We see that the captured fraction of variance increases rapidly with the first few eigenvalues, then slows down and almost plateaus (it will slowly increase to 1 when all 20531 eigenvalues are included). Let us pick, say, \(K = 10\) principal components. We will project the original data onto these 10 components as follows.

K = 10    # number of principal components to use

projected = np.dot(data, v[:,:K])    # project data points onto principal components

We can try to visualize these principal components, although it is hard to make plots in more than 2 or 3 dimensions. Since the first few components capture the most variance, we may hope that plotting 2 or 3 of them would be enough. It turns out that the first and third PCs give a pretty good impression of the data.

plt.figure(figsize=(6,6))
plt.scatter(projected[:,0], projected[:,2], s=5)
plt.xlabel('PC1')
plt.ylabel('PC3')
plt.show()
../../_images/cancer_22_0.png

We see that the data points are naturally separated into 5 clusters. To improve visualization, we can color the data points according to their labels (which we have pretended not to know). For that we need a bit of processing of the labels since they were given as strings but we want indices.

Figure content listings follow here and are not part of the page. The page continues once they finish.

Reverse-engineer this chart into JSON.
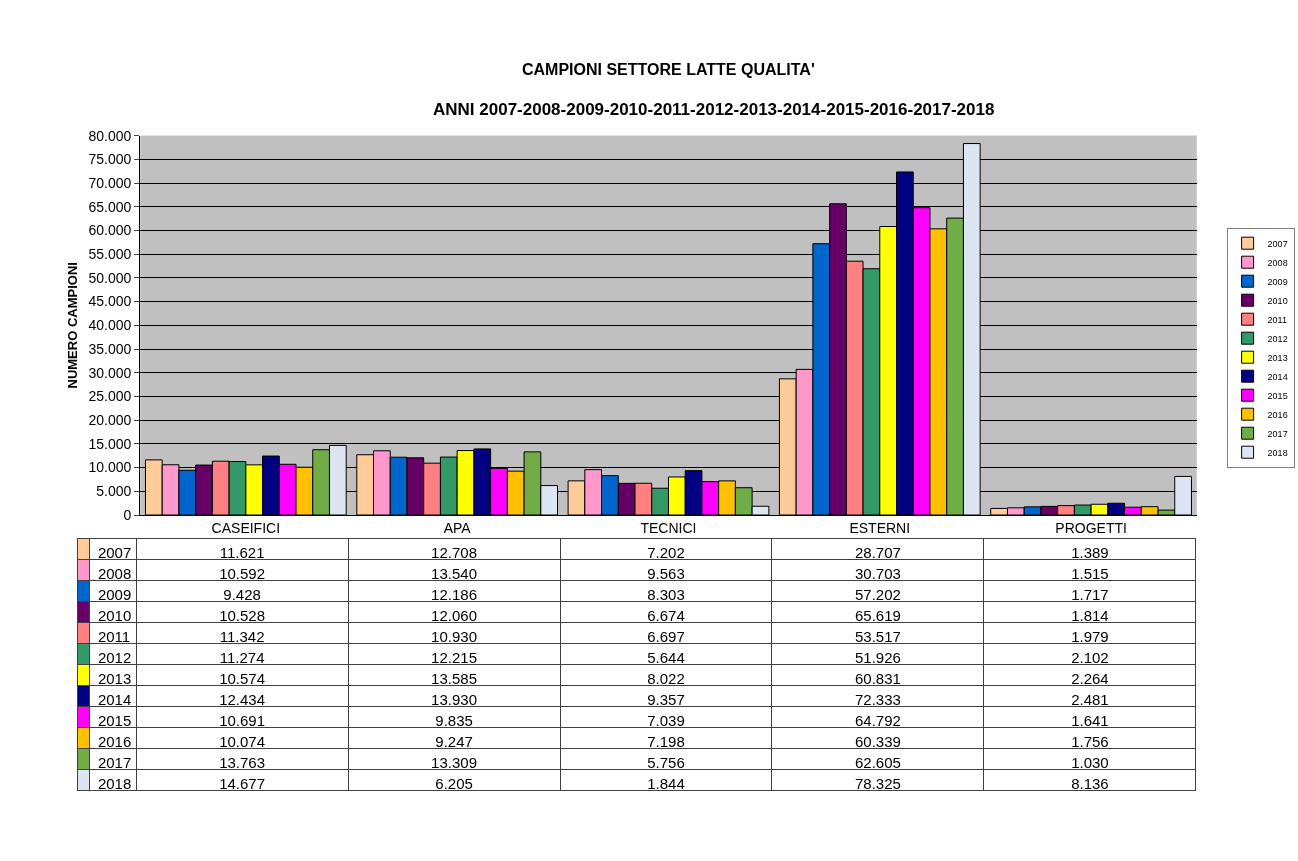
{
  "chart_data": {
    "type": "bar",
    "title": "CAMPIONI SETTORE LATTE QUALITA'",
    "subtitle": "ANNI 2007-2008-2009-2010-2011-2012-2013-2014-2015-2016-2017-2018",
    "ylabel": "NUMERO CAMPIONI",
    "categories": [
      "CASEIFICI",
      "APA",
      "TECNICI",
      "ESTERNI",
      "PROGETTI"
    ],
    "ylim": [
      0,
      80000
    ],
    "yticks": [
      0,
      {
        "value": 5000,
        "label": "5.000"
      },
      {
        "value": 10000,
        "label": "10.000"
      },
      {
        "value": 15000,
        "label": "15.000"
      },
      {
        "value": 20000,
        "label": "20.000"
      },
      {
        "value": 25000,
        "label": "25.000"
      },
      {
        "value": 30000,
        "label": "30.000"
      },
      {
        "value": 35000,
        "label": "35.000"
      },
      {
        "value": 40000,
        "label": "40.000"
      },
      {
        "value": 45000,
        "label": "45.000"
      },
      {
        "value": 50000,
        "label": "50.000"
      },
      {
        "value": 55000,
        "label": "55.000"
      },
      {
        "value": 60000,
        "label": "60.000"
      },
      {
        "value": 65000,
        "label": "65.000"
      },
      {
        "value": 70000,
        "label": "70.000"
      },
      {
        "value": 75000,
        "label": "75.000"
      },
      {
        "value": 80000,
        "label": "80.000"
      }
    ],
    "grid": "y",
    "legend": "right",
    "series": [
      {
        "name": "2007",
        "color": "#ffcc99",
        "values": [
          11621,
          12708,
          7202,
          28707,
          1389
        ],
        "value_labels": [
          "11.621",
          "12.708",
          "7.202",
          "28.707",
          "1.389"
        ]
      },
      {
        "name": "2008",
        "color": "#ff99cc",
        "values": [
          10592,
          13540,
          9563,
          30703,
          1515
        ],
        "value_labels": [
          "10.592",
          "13.540",
          "9.563",
          "30.703",
          "1.515"
        ]
      },
      {
        "name": "2009",
        "color": "#0066cc",
        "values": [
          9428,
          12186,
          8303,
          57202,
          1717
        ],
        "value_labels": [
          "9.428",
          "12.186",
          "8.303",
          "57.202",
          "1.717"
        ]
      },
      {
        "name": "2010",
        "color": "#660066",
        "values": [
          10528,
          12060,
          6674,
          65619,
          1814
        ],
        "value_labels": [
          "10.528",
          "12.060",
          "6.674",
          "65.619",
          "1.814"
        ]
      },
      {
        "name": "2011",
        "color": "#ff8080",
        "values": [
          11342,
          10930,
          6697,
          53517,
          1979
        ],
        "value_labels": [
          "11.342",
          "10.930",
          "6.697",
          "53.517",
          "1.979"
        ]
      },
      {
        "name": "2012",
        "color": "#339966",
        "values": [
          11274,
          12215,
          5644,
          51926,
          2102
        ],
        "value_labels": [
          "11.274",
          "12.215",
          "5.644",
          "51.926",
          "2.102"
        ]
      },
      {
        "name": "2013",
        "color": "#ffff00",
        "values": [
          10574,
          13585,
          8022,
          60831,
          2264
        ],
        "value_labels": [
          "10.574",
          "13.585",
          "8.022",
          "60.831",
          "2.264"
        ]
      },
      {
        "name": "2014",
        "color": "#000080",
        "values": [
          12434,
          13930,
          9357,
          72333,
          2481
        ],
        "value_labels": [
          "12.434",
          "13.930",
          "9.357",
          "72.333",
          "2.481"
        ]
      },
      {
        "name": "2015",
        "color": "#ff00ff",
        "values": [
          10691,
          9835,
          7039,
          64792,
          1641
        ],
        "value_labels": [
          "10.691",
          "9.835",
          "7.039",
          "64.792",
          "1.641"
        ]
      },
      {
        "name": "2016",
        "color": "#ffc000",
        "values": [
          10074,
          9247,
          7198,
          60339,
          1756
        ],
        "value_labels": [
          "10.074",
          "9.247",
          "7.198",
          "60.339",
          "1.756"
        ]
      },
      {
        "name": "2017",
        "color": "#70ad47",
        "values": [
          13763,
          13309,
          5756,
          62605,
          1030
        ],
        "value_labels": [
          "13.763",
          "13.309",
          "5.756",
          "62.605",
          "1.030"
        ]
      },
      {
        "name": "2018",
        "color": "#dce6f2",
        "values": [
          14677,
          6205,
          1844,
          78325,
          8136
        ],
        "value_labels": [
          "14.677",
          "6.205",
          "1.844",
          "78.325",
          "8.136"
        ]
      }
    ]
  }
}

types = set(labels['Class'])    # collect all tumor types
nt = len(types)    # number of types
print(types)
{'BRCA', 'COAD', 'KIRC', 'LUAD', 'PRAD'}

These represent kidney cancer, breast cancer, prostate cancer, lung cancer, and colon cancer, respectively.

type_to_index = dict(zip(types, range(nt)))    # map string labels to indices
indices = labels['Class'].map(type_to_index).to_numpy()    # convert labels to indices for all data points

We can now plot the data points in 3D with colors.

from mpl_toolkits.mplot3d import Axes3D
from matplotlib import animation as anim
plt.rcParams["animation.html"] = "jshtml"
cycle = plt.rcParams['axes.prop_cycle'].by_key()['color']
colors = np.asarray(cycle)[indices]

fig = plt.figure(figsize=(8,6))
fig.subplots_adjust(left=0, right=1, bottom=0, top=1)
ax = fig.add_subplot(projection="3d")
ax.scatter(projected[:,0], projected[:,1], projected[:,2], s=5, c=colors)
ax.set_xlabel(r'PC1')
ax.set_ylabel(r'PC2')
ax.set_zlabel(r'PC3')
fig.set_facecolor('w')

def animate(i):
    ax.view_init(elev=10., azim=i*10)
    return fig,

mov = anim.FuncAnimation(fig, animate, frames=36)
# mov.save('source/cancer.gif', fps=5)
plt.close()
mov

We see that the clusters match very well with the colors. It shows that the first few principal components successfully capture the main features of the dataset. Therefore, we will use these principal components to cluster the data points, again pretending that we do not know the labels (colors).

Clustering#

Our goal is to separate the data points into multiple clusters according to their relative positions in the data space (or the reduced low-dimensional space). We would like the data points within the same cluster to be close together, and different clusters to be relatively far apart. The number of clusters needed to separate the data points is often not known beforehand, so finding the appropriate number of clusters is part of the task. In simple clustering algorithms, such as k-means that we will use, the number of clusters is chosen by hand and given to the algorithm. More sophisticated algorithms may select this number automatically according to certain criteria.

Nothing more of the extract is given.